Republican presidential nominee Mitt Romney has come under fire at the Democratic National Convention for investing abroad. Yesterday, Ted Strickland, the former governor of my home state of Ohio used the Bible in his criticism of Romney.
Mitt Romney has so little economic patriotism that even his money needs a passport. It summers on the beaches of the Cayman Islands and winters on the slopes of the Swiss Alps. In Matthew, chapter 6, verse 21, the scriptures teach us that where your treasure is, there will your heart be also. My friends, any man who aspires to be our president should keep both his treasure and his heart in the United States of America. … Barack Obama is betting on the American worker. Mitt Romney is betting on a Bermuda shell corporation. Barack Obama saved the American auto industry. Mitt Romney saved on his taxes. Barack Obama is an economic patriot.
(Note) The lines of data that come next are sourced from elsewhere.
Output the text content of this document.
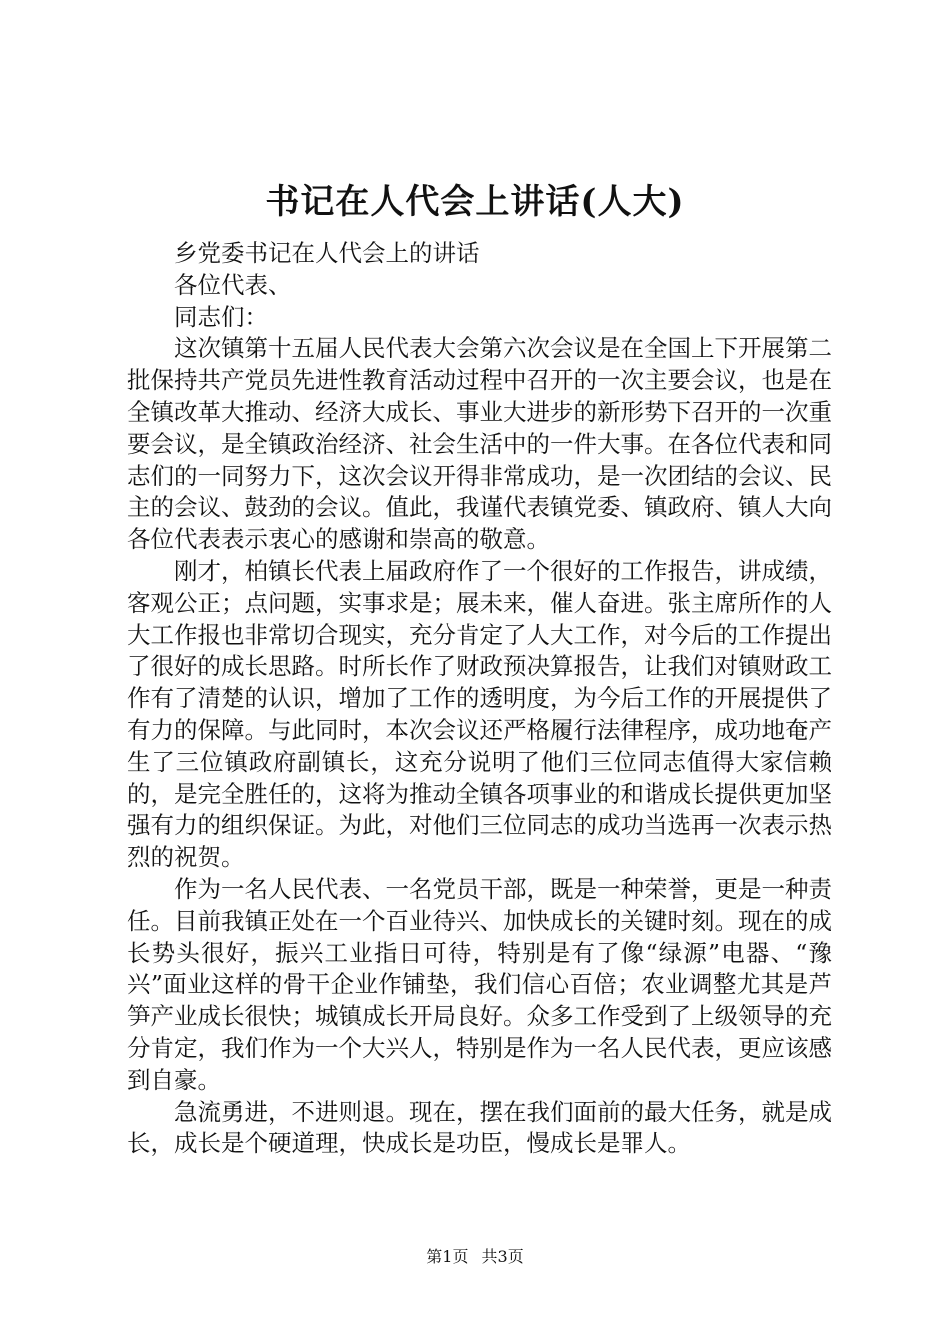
书记在人代会上讲话(人大)

乡党委书记在人代会上的讲话

各位代表、

同志们：

这次镇第十五届人民代表大会第六次会议是在全国上下开展第二批保持共产党员先进性教育活动过程中召开的一次主要会议，也是在全镇改革大推动、经济大成长、事业大进步的新形势下召开的一次重要会议，是全镇政治经济、社会生活中的一件大事。在各位代表和同志们的一同努力下，这次会议开得非常成功，是一次团结的会议、民主的会议、鼓劲的会议。值此，我谨代表镇党委、镇政府、镇人大向各位代表表示衷心的感谢和崇高的敬意。

刚才，柏镇长代表上届政府作了一个很好的工作报告，讲成绩，客观公正；点问题，实事求是；展未来，催人奋进。张主席所作的人大工作报也非常切合现实，充分肯定了人大工作，对今后的工作提出了很好的成长思路。时所长作了财政预决算报告，让我们对镇财政工作有了清楚的认识，增加了工作的透明度，为今后工作的开展提供了有力的保障。与此同时，本次会议还严格履行法律程序，成功地奄产生了三位镇政府副镇长，这充分说明了他们三位同志值得大家信赖的，是完全胜任的，这将为推动全镇各项事业的和谐成长提供更加坚强有力的组织保证。为此，对他们三位同志的成功当选再一次表示热烈的祝贺。

作为一名人民代表、一名党员干部，既是一种荣誉，更是一种责任。目前我镇正处在一个百业待兴、加快成长的关键时刻。现在的成长势头很好，振兴工业指日可待，特别是有了像“绿源”电器、“豫兴”面业这样的骨干企业作铺垫，我们信心百倍；农业调整尤其是芦笋产业成长很快；城镇成长开局良好。众多工作受到了上级领导的充分肯定，我们作为一个大兴人，特别是作为一名人民代表，更应该感到自豪。

急流勇进，不进则退。现在，摆在我们面前的最大任务，就是成长，成长是个硬道理，快成长是功臣，慢成长是罪人。

第1页 共3页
Mitt Romney is an outsourcing pioneer.
To be fair, Matthew 6:21 does quote Jesus saying, “For where your treasure is, there your heart will be also.”
But Strickland is taking the Bible out of context to attack Romney. When Jesus says your heart is where your treasure is, he’s not making a statement about geography!
Let’s look at the verse in context:
Do not store up for yourselves treasures on earth, where moths and vermin destroy, and where thieves break in and steal. But store up for yourselves treasures in heaven, where moths and vermin do not destroy, and where thieves do not break in and steal. For where your treasure is, there your heart will be also. -Matthew 6:19-21
The point of what Jesus is saying in that passage is that we should not be concerned with gaining material things which will ultimately fade away and which are part of the world. It’s that we need to be living by faith and that our focus ought to be on more significant, Spiritual, and heavenly matters. Jesus isn’t saying, “If an American has money in a Swiss bank account, he really cares more about Switzerland than America.”
When we look into our hearts being where our treasures are, the point is that our heart is either inclined to worldly things or heavenly things. Whatever we ultimately care about is where our heart really is, in a Spiritual sense.
Maybe an astute reader will look at my previous statement: “The point of what Jesus is saying in that passage is that we should not be concerned with gaining material things which will ultimately fade away” and argue, “See. Mitt Romney is still a hypocrite because he’s rich so he’s still not even living by that.”
(a) That’s irrelevant because it has nothing to do with Strickland’s criticism and (b) That interpretation is also reading something into the text that’s not there. Jesus is saying that you shouldn’t live for the sole purpose of pursuing wealth. Someone can have faith and still be rich. Wealth does not necessarily preclude faith. In itself, money is not good or evil. The heart of the matter is that it’s the heart that matters.
Strickland’s interpretation is completely absurd. Did he know that he was quoting Jesus out of context? If not, shame on him. If so, where’s his integrity? Strickland served as an ordained Methodist minister. Where is his respect for the Bible? I’m not caught up that he was using the Bible for politics. I’m perturbed that he was MISUSING the Bible for politics. He was making Jesus’ word imply something that they’re not meant to imply.
Lastly, considering that Mitt Romney is a free citizen, I think that he has a right to do what he wishes with his money and that there’s nothing immoral about a person placing some of their holdings overseas. We have much bigger issues in this country than what Mitt Romney does with his personal assets. How is that even relevant to anything? What is that actually suggesting about how he would govern?